FIFA World Cup Qatar 2022
Everything in its right place
Momentum grew in FIFA and Qatar’s preparations two years ahead of the first-ever FIFA World Cup in the Middle East, with major milestones achieved in labour conditions and sustainability reporting.
First sustainability progress report published
“Sustainability remains at the core of our infrastructure and tournament operational planning, and by delivering a fully carbon neutral FIFA World Cup through these various initiatives, we hope to set new standards for sustainable mega event hosting.”
The FIFA World Cup 2022™ First Sustainability Progress Report provides an update on the progress made by FIFA, the Supreme Committee for Delivery & Legacy (SC) and FIFA World Cup Qatar 2022 LLC (Q22) in 2019 regarding their five sustainability commitments, including human rights, diversity and environmental protection.
Mahmoud Qutub, the SC’s Workers’ Welfare Executive Director, said: “We are driven by a commitment to ensure the people building our stadiums and venues are treated with the utmost dignity and respect. Tangible changes in worker standards on our projects now serve as benchmarks across Qatar and the region.”
Earlier in the year, FIFA, Q22 and the SC published the development process for the FIFA World Cup 2022 Sustainability Strategy. The SC also released the FIFA World Cup 2022 Sustainable Stadiums report, outlining the sustainability features of each of tournament venue in relation to design, construction and legacy.
The organisers will continue reporting on their progress and publish a full Sustainability Report of the tournament in 2023.

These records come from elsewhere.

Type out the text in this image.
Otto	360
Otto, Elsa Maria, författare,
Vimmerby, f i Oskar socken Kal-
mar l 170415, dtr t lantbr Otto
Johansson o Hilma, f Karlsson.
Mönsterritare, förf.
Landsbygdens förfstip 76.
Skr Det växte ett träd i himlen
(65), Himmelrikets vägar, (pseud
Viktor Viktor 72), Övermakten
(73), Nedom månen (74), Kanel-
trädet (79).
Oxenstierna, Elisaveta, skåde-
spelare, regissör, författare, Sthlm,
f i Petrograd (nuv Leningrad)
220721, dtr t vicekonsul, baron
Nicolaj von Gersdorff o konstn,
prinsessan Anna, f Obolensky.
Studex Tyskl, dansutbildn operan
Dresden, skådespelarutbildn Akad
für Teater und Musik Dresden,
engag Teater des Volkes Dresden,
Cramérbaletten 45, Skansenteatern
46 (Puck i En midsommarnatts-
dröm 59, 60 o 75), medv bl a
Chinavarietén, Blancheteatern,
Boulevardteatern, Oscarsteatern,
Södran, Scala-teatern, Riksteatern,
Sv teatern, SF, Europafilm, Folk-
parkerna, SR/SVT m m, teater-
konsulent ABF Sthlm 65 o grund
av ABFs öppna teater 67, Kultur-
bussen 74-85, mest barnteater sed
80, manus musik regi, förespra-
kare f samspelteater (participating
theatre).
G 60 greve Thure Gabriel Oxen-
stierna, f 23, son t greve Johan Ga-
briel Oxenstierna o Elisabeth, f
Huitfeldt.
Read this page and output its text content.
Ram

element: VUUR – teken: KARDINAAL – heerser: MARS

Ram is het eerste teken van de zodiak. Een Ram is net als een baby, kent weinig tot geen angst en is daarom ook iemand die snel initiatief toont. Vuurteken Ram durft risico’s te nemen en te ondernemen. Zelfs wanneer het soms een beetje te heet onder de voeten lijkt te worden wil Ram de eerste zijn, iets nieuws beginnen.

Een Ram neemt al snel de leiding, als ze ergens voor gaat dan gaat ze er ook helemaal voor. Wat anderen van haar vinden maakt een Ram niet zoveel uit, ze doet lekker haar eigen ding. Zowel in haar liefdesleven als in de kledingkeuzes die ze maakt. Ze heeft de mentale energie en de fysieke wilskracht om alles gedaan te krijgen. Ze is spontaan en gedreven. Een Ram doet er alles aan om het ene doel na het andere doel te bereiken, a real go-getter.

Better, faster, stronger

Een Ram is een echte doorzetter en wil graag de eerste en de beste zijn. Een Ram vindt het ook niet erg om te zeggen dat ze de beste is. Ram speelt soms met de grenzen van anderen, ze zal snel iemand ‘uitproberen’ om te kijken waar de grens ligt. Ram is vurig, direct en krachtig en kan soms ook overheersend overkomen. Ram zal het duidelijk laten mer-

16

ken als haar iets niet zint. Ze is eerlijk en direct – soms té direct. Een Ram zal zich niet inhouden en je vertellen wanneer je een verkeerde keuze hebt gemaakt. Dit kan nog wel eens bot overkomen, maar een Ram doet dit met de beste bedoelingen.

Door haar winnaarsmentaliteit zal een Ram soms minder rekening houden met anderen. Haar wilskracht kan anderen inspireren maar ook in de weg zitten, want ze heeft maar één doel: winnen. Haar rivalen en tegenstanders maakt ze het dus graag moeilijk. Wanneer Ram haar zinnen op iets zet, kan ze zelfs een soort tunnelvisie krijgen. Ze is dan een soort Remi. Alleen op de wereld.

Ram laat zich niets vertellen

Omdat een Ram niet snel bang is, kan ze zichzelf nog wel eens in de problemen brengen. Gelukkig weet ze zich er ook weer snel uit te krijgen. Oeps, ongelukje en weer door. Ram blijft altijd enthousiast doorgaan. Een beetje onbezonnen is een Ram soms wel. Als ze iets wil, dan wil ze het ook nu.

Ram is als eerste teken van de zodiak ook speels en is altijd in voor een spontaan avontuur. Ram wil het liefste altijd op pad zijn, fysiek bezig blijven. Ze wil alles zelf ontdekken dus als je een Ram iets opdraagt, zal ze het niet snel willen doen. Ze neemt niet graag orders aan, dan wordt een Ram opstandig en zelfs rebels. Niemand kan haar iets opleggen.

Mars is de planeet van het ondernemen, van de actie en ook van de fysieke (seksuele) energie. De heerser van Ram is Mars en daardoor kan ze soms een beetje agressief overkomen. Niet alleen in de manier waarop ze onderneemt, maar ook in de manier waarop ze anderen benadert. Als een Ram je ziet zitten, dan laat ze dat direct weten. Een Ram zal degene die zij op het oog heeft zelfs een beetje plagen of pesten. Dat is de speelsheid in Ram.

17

Ground-breaking legal changes strengthen protection of workers’ rights
“Since the FIFA World Cup 2022 was awarded to Qatar, there has been a major collective effort from the local authorities, our partner the Supreme Committee for Delivery & Legacy and the ILO to bring about positive change, and we are really pleased to see that this has materialised into concrete major progress in the area of workers’ rights.”
FIFA welcomed major steps announced by the State of Qatar in the area of workers’ rights in September. The adoption of a new law removes the need for migrant workers to obtain their employer’s permission to change jobs while also establishing, for the first time in the region, a non-discriminatory minimum wage.
The International Labour Organization (ILO), which played a crucial role in bringing about these important changes, commented that the reform “effectively dismantles the ‘kafala’ sponsorship system and marks the beginning of a new era for the Qatari labour market."
The new law was also acknowledged by other international organisations such as the International Trade Union Confederation, Amnesty International and the Centre for Sport & Human Rights.
23 national teams confirmed for the FIFA Arab Cup 2021™
FIFA President Gianni Infantino confirmed in November that 22 national teams from the Arab region (since increased to 23 teams) had signed up to participate in the FIFA Arab Cup™, which will be staged from 1 to 18 December 2021.
Speaking during a visit to Lusail Stadium, which will host the FIFA World Cup Qatar 2022™ Final, President Infantino said: “We are delighted that all 22 teams from across the Arab world have agreed to take part in the FIFA Arab Cup 2021. We are confident that the FIFA Arab Cup will help to build excitement across the region as we edge ever nearer to hosting the first FIFA World Cup in the Middle East and Arab world in 2022.”
Two new stadiums unveiled
Two years ahead of the world’s biggest single-sport event, Qatar inaugurated two FIFA World Cup stadiums: Education City Stadium in June and Ahmad Bin Ali Stadium on Qatar National Day in December.
Secretary General of the SC HE Hassan Al Thawadi, said, “Looking ahead to 2021, we look forward to unveiling more stadiums in the new year, as we ensure that all tournament venues are delivered well in advance of the big kick-off in 2022.”
Qatar 2022 qualifying takes shape
The qualifying campaign for the FIFA World Cup Qatar 2022™ was hit by a number of organisational challenges in 2020. But with the action under way in South America, and draws held by UEFA, CAF and Concacaf, the path to the global finals has started to take shape in every confederation.